Aerial survey proved to be an effective method of rapidly assessing the population size of Salvin’s albatross in the Western Chain, The Snares. Despite the difference between the aerial and ground counts, it should not be assumed at this stage that one survey methodology is more accurate than the other, as there is potential for error using both methods.
The use of close up aerial photographs has proven useful in correcting raw counts to estimate the number of annual nesting pairs at other albatross colonies, but their utility for this purpose at the Western Chain, would appear to be limited. Ground counts indicated the proportion of loafing birds in colonies (33.3%) was high, but consistent with that observed at the Bounty Islands (25.8%) in 2013. These values exceed those previously recorded for other Thalassarche albatrosses during the early to mid-incubation period, but may be normal for Salvin’s albatross because of the nature of their nesting sites where egg loss appears to be very high. The cause of many nest failures appeared to be a combination of the lack of substrate with which to construct a nest, and interference from birds attending the colony.
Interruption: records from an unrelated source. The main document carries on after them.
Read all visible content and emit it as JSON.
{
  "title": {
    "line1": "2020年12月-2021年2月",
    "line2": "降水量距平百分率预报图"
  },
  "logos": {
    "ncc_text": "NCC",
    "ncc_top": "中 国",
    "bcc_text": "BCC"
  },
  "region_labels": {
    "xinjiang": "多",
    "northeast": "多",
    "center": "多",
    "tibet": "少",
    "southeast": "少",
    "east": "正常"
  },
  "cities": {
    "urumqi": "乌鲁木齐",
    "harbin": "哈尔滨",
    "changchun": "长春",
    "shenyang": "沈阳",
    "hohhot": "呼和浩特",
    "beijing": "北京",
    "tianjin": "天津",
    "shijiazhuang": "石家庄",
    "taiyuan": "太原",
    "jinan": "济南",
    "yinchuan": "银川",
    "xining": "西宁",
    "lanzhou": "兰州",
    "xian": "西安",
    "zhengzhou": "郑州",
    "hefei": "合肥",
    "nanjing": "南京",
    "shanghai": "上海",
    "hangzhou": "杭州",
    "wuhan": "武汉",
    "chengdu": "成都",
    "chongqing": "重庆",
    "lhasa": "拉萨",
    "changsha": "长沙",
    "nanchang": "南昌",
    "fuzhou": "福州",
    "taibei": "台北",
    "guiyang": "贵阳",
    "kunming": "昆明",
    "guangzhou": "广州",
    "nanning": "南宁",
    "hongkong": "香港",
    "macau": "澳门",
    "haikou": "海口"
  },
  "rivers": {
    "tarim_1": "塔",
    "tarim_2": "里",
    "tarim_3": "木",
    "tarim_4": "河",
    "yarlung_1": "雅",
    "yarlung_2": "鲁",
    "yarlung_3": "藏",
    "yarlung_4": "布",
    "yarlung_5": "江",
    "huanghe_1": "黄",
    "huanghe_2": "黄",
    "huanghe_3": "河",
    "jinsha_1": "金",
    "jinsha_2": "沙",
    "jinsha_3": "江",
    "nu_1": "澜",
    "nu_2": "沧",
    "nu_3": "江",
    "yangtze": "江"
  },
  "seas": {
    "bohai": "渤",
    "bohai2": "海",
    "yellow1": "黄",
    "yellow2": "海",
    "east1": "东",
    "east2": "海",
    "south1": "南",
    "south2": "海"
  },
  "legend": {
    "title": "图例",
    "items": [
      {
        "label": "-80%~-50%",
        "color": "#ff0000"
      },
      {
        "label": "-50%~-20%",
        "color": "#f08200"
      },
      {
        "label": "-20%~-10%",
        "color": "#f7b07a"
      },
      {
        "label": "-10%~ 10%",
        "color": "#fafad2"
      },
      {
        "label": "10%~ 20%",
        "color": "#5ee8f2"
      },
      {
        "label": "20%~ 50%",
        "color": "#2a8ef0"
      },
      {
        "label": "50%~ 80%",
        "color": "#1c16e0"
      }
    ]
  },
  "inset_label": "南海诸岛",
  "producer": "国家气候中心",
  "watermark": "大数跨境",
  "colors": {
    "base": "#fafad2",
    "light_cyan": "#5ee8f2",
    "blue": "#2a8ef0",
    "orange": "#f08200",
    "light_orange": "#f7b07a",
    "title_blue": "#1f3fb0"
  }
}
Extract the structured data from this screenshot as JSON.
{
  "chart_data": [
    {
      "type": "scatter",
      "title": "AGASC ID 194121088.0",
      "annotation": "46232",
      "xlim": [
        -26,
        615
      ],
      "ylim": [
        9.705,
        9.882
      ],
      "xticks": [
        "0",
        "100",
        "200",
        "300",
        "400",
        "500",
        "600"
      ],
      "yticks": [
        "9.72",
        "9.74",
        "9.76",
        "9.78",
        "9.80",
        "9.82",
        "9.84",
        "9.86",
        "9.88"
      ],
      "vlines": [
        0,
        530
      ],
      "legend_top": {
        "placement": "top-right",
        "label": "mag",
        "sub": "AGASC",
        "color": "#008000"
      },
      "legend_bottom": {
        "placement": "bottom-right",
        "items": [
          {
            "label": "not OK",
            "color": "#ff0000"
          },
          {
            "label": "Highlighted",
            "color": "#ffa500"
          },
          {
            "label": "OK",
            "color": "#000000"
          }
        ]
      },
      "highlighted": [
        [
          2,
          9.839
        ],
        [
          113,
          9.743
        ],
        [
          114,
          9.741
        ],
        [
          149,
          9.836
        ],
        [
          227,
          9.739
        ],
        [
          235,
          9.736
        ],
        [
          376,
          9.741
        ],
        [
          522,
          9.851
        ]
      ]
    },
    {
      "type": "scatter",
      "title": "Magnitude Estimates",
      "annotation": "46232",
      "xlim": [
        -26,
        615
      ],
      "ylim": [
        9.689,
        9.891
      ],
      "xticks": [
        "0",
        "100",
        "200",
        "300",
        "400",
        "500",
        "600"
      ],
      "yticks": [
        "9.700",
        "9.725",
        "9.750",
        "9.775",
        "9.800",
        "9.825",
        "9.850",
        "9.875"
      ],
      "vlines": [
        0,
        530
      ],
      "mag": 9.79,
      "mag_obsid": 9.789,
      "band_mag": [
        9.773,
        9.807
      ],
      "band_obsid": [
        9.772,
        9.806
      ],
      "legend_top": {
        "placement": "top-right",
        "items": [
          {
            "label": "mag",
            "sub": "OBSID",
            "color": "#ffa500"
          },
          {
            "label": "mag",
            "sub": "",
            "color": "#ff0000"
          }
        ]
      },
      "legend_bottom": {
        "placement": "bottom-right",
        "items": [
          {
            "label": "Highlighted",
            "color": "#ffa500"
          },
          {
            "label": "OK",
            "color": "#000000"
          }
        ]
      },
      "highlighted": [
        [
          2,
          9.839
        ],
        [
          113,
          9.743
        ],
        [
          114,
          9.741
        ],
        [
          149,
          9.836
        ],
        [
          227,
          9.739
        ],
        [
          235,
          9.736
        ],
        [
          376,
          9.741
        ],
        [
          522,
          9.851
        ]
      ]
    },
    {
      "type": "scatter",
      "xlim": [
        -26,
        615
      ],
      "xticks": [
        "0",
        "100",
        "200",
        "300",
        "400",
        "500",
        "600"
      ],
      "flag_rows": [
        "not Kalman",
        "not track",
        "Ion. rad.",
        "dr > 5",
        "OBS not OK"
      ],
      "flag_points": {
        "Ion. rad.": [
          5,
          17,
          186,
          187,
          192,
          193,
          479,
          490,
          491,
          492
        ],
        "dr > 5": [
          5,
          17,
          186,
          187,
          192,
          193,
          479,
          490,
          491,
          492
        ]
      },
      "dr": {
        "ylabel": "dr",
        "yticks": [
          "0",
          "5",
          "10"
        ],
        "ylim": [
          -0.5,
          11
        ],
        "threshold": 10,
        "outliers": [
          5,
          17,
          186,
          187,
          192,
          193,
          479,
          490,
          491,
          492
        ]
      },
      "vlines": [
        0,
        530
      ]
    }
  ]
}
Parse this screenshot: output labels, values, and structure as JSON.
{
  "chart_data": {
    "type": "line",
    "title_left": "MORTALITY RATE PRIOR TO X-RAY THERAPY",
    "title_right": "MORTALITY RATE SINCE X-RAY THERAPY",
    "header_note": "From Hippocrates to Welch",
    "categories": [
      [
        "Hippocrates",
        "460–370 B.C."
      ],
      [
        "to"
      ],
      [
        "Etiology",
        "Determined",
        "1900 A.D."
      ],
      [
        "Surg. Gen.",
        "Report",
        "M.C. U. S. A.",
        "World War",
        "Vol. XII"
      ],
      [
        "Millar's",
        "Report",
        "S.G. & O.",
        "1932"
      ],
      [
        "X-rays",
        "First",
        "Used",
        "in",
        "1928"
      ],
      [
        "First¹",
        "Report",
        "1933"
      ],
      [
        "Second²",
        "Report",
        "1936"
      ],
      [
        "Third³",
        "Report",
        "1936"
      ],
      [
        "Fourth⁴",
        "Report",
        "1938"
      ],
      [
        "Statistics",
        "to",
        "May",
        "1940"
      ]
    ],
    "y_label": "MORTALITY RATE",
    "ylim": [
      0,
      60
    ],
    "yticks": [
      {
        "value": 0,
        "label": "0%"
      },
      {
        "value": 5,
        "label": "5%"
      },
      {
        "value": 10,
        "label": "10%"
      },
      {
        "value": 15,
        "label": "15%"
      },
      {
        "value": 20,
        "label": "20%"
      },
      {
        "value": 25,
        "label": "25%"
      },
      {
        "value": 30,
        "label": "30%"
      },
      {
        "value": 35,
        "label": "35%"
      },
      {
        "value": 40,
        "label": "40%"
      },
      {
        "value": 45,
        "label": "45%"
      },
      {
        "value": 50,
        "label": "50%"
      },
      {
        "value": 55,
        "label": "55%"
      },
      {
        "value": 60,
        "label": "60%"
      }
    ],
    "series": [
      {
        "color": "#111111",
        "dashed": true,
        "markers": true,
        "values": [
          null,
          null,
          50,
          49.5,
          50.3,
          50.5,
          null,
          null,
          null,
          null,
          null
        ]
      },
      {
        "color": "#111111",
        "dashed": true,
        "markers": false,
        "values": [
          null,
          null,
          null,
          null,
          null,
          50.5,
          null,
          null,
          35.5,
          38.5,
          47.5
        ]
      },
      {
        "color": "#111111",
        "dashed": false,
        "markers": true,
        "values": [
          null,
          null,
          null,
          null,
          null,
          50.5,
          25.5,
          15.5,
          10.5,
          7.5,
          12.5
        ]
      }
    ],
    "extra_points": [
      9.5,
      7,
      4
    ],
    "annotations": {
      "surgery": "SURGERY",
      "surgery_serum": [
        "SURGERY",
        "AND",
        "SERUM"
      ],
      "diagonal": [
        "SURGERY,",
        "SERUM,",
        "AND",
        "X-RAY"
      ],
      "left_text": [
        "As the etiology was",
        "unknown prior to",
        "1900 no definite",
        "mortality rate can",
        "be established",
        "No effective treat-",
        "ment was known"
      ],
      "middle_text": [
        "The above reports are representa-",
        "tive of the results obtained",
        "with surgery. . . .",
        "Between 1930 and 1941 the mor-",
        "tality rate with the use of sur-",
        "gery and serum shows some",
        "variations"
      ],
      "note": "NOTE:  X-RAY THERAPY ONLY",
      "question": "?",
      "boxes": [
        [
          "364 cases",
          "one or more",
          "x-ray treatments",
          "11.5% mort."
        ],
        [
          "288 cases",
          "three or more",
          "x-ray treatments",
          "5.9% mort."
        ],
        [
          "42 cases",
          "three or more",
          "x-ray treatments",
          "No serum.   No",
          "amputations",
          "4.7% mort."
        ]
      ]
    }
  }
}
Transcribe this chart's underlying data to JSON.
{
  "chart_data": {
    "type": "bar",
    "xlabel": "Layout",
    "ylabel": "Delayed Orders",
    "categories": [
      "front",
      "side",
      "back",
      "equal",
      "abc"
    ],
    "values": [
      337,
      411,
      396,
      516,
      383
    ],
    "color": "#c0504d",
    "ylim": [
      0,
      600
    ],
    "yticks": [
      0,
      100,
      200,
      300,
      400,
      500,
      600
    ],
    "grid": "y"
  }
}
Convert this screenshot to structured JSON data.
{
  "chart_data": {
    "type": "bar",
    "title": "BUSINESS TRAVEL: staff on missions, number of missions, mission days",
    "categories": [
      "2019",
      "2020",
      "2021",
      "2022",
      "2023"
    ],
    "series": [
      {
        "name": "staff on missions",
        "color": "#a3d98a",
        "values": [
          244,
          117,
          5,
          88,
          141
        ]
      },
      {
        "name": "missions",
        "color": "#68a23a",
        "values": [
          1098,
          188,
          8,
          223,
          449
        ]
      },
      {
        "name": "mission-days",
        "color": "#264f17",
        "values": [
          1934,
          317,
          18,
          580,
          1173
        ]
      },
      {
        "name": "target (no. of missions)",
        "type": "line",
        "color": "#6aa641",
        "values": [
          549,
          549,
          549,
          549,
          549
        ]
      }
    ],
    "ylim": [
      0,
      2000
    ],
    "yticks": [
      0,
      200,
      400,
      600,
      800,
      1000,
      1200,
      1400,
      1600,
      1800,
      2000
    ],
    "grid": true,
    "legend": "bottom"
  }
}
If population size (annual breeding pairs) is to be regularly estimated using aerial photography, it would appear more appropriate to use the correction factor derived by the 2014 ground count to adjust raw counts each year, noting that this correction factor will likely be dependent on the time of the breeding season that the count is undertaken. Further ground-truthing undertaken concurrently with aerial photography would be of use to refine the correction factor. Alternatively, aerial photography could be used to simply assess the number of birds ashore and use this as an index of abundance to assess population trend over time.